Não tive consciência, naquele momento, de que tinha ouvido uma declaração profética: apenas sete horas depois, a partir das 21h30 do mesmo dia 15, experimentei pessoalmente a violência policial de que falara Furquim. Na escuridão de ruas mal iluminadas e mal sinalizadas do Prado Velho, bairro para mim praticamente desconhecido, cometi uma infração de trânsito: entrei numa contramão! Dei-me conta imediatamente do erro ao ver o fluxo contrário de veículos e, após trafegar poucos metros, já procurava uma guia rebaixada que me permitisse fazer o retorno à mão certa.
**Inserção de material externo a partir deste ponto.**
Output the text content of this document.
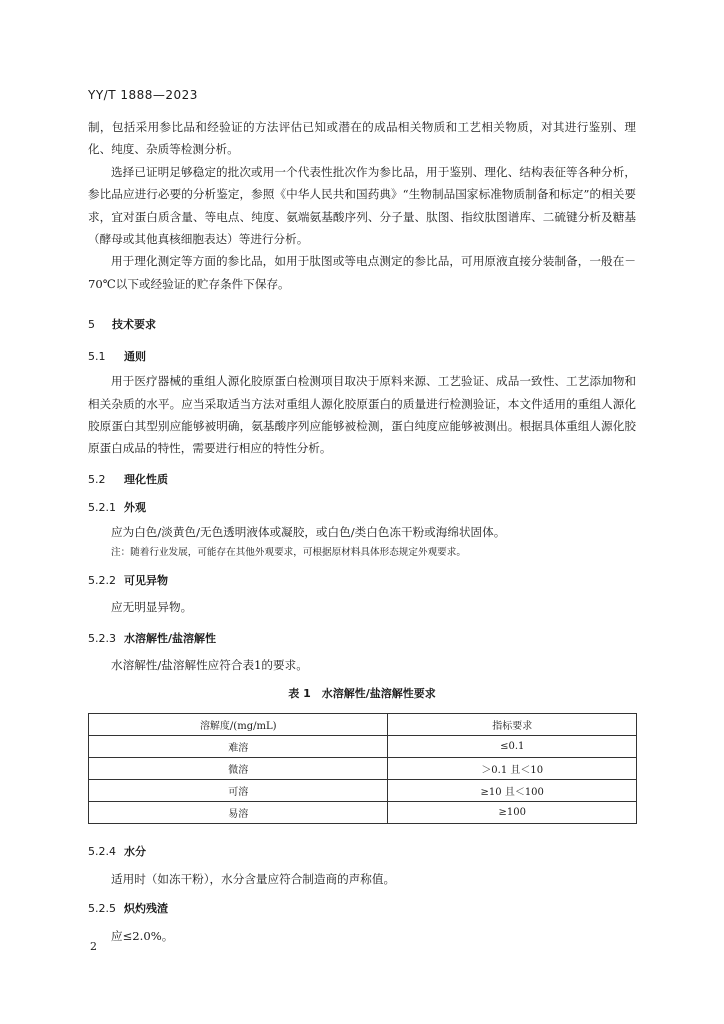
YY/T 1888—2023

制，包括采用参比品和经验证的方法评估已知或潜在的成品相关物质和工艺相关物质，对其进行鉴别、理化、纯度、杂质等检测分析。

选择已证明足够稳定的批次或用一个代表性批次作为参比品，用于鉴别、理化、结构表征等各种分析，参比品应进行必要的分析鉴定，参照《中华人民共和国药典》“生物制品国家标准物质制备和标定”的相关要求，宜对蛋白质含量、等电点、纯度、氨端氨基酸序列、分子量、肽图、指纹肽图谱库、二硫键分析及糖基（酵母或其他真核细胞表达）等进行分析。

用于理化测定等方面的参比品，如用于肽图或等电点测定的参比品，可用原液直接分装制备，一般在－70℃以下或经验证的贮存条件下保存。

5 技术要求
5.1 通则

用于医疗器械的重组人源化胶原蛋白检测项目取决于原料来源、工艺验证、成品一致性、工艺添加物和相关杂质的水平。应当采取适当方法对重组人源化胶原蛋白的质量进行检测验证，本文件适用的重组人源化胶原蛋白其型别应能够被明确，氨基酸序列应能够被检测，蛋白纯度应能够被测出。根据具体重组人源化胶原蛋白成品的特性，需要进行相应的特性分析。

5.2 理化性质
5.2.1 外观

应为白色/淡黄色/无色透明液体或凝胶，或白色/类白色冻干粉或海绵状固体。

注：随着行业发展，可能存在其他外观要求，可根据原材料具体形态规定外观要求。
5.2.2 可见异物

应无明显异物。

5.2.3 水溶解性/盐溶解性

水溶解性/盐溶解性应符合表1的要求。

表 1　水溶解性/盐溶解性要求
溶解度/(mg/mL)	指标要求
难溶	≤0.1
微溶	＞0.1 且＜10
可溶	≥10 且＜100
易溶	≥100
5.2.4 水分

适用时（如冻干粉），水分含量应符合制造商的声称值。

5.2.5 炽灼残渣

应≤2.0%。

2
Neste momento, uma viatura do BPTran, com sirenes ligadas, encosta no meu carro. Dela saltam dois soldados apontando pistolas para mim e berrando: "Desce do carro!!! Desce do carro!!!" Embora sem entender a razão de tanto autoritarismo, cumpri obedientemente (nem teria como ser diferente, né?) a primeira ordem e recebi outras em seguida: "Mãos na cabeça!!! Encoste no carro!!! E a senhora saia daí e se afaste! Se afaste!!! (Referiam-se à minha mulher, professora Regina Freire Maia, que ocupava o banco do passageiro)."
Fui, então, submetido a uma vexatória revista corporal. Protestei educadamente. Meus resmungos, já que não conseguia completar uma frase, eram interrompidos com ordens do tipo "cala a boca", "fique quieto porque podemos prender você por desacato". Pediram-me os documentos. Prontamente lhes entreguei a Carteira de Habilitação e documentos do carro. Enquanto um dos soldados mantinha a pistola apontada para a minha cabeça, o outro buscava informações pelo rádio acerca da regularidade documental. Não poderia obter outro tipo de respostas: CNH normal, válida até 2018, motorista sem pontuação; veículo em situação regular, IPVA e licenciamento pagos e absolutamente em dia. Estas informações não bastavam: o soldado queria mais pedia, também pelo rádio, informações sobre antecedentes criminais; passagens policiais, mandados de prisão pendentes etc. Ouviu a voz do interlocutor: "nada consta, nada consta, nada consta".
Ou seja: naquele momento os policiais poderiam ter-se dado conta de que estavam diante de um cidadão de bem e que não representava qualquer perigo mesmo porque, com meus quase 70 anos de idade, 1,65m e 57 quilos, certamente não tenho condições sequer físicas para enfrentar jovens policiais fortemente armados e vestindo coletes à prova de bala. Estava diante deles tão somente uma pessoa normal que havia cometido involuntariamente uma infração de trânsito, logo reconhecida e prestes a ser corrigida. Bastava-lhes notificar-me da multa e liberar-me. Isto seria o normal.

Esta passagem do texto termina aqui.